Statement 1: There is no need to answer. Abel’s blood answered already. “The voice of your brother’s blood is crying to Me from the ground.” This is interesting in that it seems to state that God can hear the cries of victims even after they die.

Judgment 1 (Gen 4:11): “You are cursed from the ground which has opened its mouth to receive your brother’s blood.” This is a major hurt especially in light of the man being a farmer…a tiller of the ground. What exactly does it mean to be “cursed from the ground“? It means that when Cain cultivates the ground it will no longer give Cain good results. So although Adam sinned and the ground was cursed making the work hard, Cain’s sin results in making the work weak. His hands buried life, the ground yields weakness.

Judgment 2 (Gen 4:12): “you will be a vagrant and a wanderer on the earth” So instead of being a farmer on a patch of land, he now is sent to be a nomad with no land. This judgment proves difficult with Cain later setting up a city and it may make more textual sense (like some translators state) that Cain’s son built the city. What is immediately difficult is that Cain settled in the Land of Nod and is not a wanderer. Is he disobedient to God’s curse? Does the curse end? Or is this settling just the setting up of his home before moving on in another day. The text tells us nothing in that respect and I personally am left with the difficulty.

Answer 2: “My punishment is too great to bear” because:Y

  1. You have driven me this day from the face of the ground
  2. I am hidden from Your face
  3. I will be a vagrant and a wanderer in the earth
  4. And whoever finds me will kill me.

What’s interesting about this is that it sounds like Cain is concerned about his position before God but in actuality he fears his position before men. He’s not sorry about his sin or even asking forgiveness—he fears that someone will kill him on top of everything God has stated.

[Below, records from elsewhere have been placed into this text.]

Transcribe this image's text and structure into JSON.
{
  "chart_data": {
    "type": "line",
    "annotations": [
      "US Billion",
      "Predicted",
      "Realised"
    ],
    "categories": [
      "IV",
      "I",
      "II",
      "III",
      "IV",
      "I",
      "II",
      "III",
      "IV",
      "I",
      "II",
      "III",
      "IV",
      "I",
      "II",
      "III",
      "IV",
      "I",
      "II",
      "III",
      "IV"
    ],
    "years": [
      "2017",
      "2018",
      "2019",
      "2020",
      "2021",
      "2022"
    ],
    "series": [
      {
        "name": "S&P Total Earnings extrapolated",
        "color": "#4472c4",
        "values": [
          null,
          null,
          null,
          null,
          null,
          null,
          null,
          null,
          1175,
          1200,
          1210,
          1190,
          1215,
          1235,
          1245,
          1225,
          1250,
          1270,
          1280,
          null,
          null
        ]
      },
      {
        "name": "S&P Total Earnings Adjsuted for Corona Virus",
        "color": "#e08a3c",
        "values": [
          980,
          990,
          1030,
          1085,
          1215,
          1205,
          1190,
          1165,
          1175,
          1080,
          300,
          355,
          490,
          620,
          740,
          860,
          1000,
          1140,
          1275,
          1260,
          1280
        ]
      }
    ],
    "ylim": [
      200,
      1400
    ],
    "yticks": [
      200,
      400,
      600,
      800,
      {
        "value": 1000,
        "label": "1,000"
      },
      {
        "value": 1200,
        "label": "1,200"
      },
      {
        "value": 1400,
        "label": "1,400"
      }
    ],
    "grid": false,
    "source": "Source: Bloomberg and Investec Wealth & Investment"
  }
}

God’s Judgment 3 is merciful yet not lenient. He doesn’t open it up for men to kill him—but rather declares a seven-times worst condemnation on whoever kills Cain and God gave Cain a sign—whatever that means—so that when found no one would kill him.

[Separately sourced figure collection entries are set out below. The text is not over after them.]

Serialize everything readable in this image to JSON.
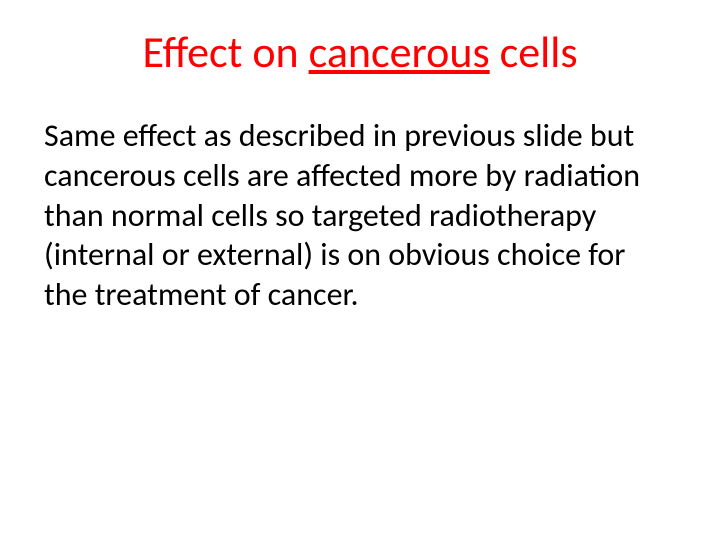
{
  "slide": {
    "title_prefix": "Effect on ",
    "title_underlined": "cancerous",
    "title_suffix": " cells",
    "body": "Same effect as described in previous slide but cancerous cells are affected more by radiation than normal cells so targeted radiotherapy (internal or external) is on obvious choice for the treatment of cancer.",
    "colors": {
      "title": "#ff0000",
      "body": "#000000",
      "background": "#ffffff"
    },
    "typography": {
      "title_fontsize": 44,
      "body_fontsize": 32,
      "font_family": "Calibri"
    }
  }
}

So Cain is judged according to his actions which were based on his decisions despite God’s word (which he heard) and despite God’s warning (which he knew). Cain’s condemnation doesn’t include death which is later demanded by the Law—which some may think unfair. I would posit that God has given men a conscience and is holding them responsible for that whereas after He gives the Law He will hold men responsible for the keeping of the Law and for their Conscience.

Now this isn’t to say that men come to God on different terms in different ages as some misrepresent dispensationalists as saying. Men always stand before God by faith in what He has said—it has been so since Adam’s day when He ignored God’s Word and acted accordingly and it is so in our day when people hear God’s Word of salvation and ignore it and act accordingly. And yet, despite that God always furthers man’s responsibility in Man’s standing before Him in the twofold effort of (1) giving Mankind what he wants and (2) teaching Mankind that they will fail.

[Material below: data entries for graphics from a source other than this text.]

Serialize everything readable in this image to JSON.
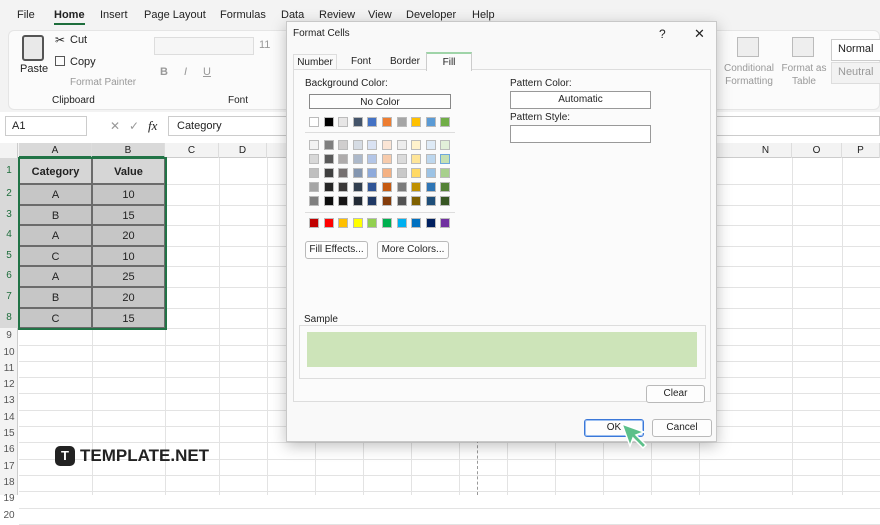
{
  "menu": [
    "File",
    "Home",
    "Insert",
    "Page Layout",
    "Formulas",
    "Data",
    "Review",
    "View",
    "Developer",
    "Help"
  ],
  "ribbon": {
    "paste": "Paste",
    "cut": "Cut",
    "copy": "Copy",
    "format_painter": "Format Painter",
    "clipboard": "Clipboard",
    "font_buttons": [
      "B",
      "I",
      "U"
    ],
    "font_size": "11",
    "font": "Font",
    "conditional_formatting": "Conditional Formatting",
    "format_as_table": "Format as Table",
    "styles": [
      "Normal",
      "Neutral"
    ]
  },
  "formula_bar": {
    "name_box": "A1",
    "fx": "fx",
    "content": "Category"
  },
  "columns": [
    "A",
    "B",
    "C",
    "D",
    "N",
    "O",
    "P"
  ],
  "rows": [
    1,
    2,
    3,
    4,
    5,
    6,
    7,
    8,
    9,
    10,
    11,
    12,
    13,
    14,
    15,
    16,
    17,
    18,
    19,
    20
  ],
  "table": {
    "header": [
      "Category",
      "Value"
    ],
    "rows": [
      [
        "A",
        10
      ],
      [
        "B",
        15
      ],
      [
        "A",
        20
      ],
      [
        "C",
        10
      ],
      [
        "A",
        25
      ],
      [
        "B",
        20
      ],
      [
        "C",
        15
      ]
    ]
  },
  "dialog": {
    "title": "Format Cells",
    "help": "?",
    "close": "✕",
    "tabs": [
      "Number",
      "Font",
      "Border",
      "Fill"
    ],
    "background_color": "Background Color:",
    "no_color": "No Color",
    "fill_effects": "Fill Effects...",
    "more_colors": "More Colors...",
    "pattern_color": "Pattern Color:",
    "pattern_color_value": "Automatic",
    "pattern_style": "Pattern Style:",
    "sample": "Sample",
    "clear": "Clear",
    "ok": "OK",
    "cancel": "Cancel"
  },
  "watermark": "TEMPLATE.NET"
}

So when God makes man a steward of a conscience the man is being held responsible for knowingly acting on what is right and what is wrong. When God later (Genesis 9) makes man a steward of governing men, God is making Mankind responsible for judging those who knowingly act on the wrong over the right. In each of these stewardships of responsibility man fails and God judges accordingly.

Since Cain is responsible by means of his conscience he is singularly held responsible for his actions. Since men have not been made responsible to judge Cain’s actions, men are not authorized to penalize him via death. They might do so of their own accord (Cain understood this since he himself had done so to Abel) but they would not be responsible as a governing body to do this.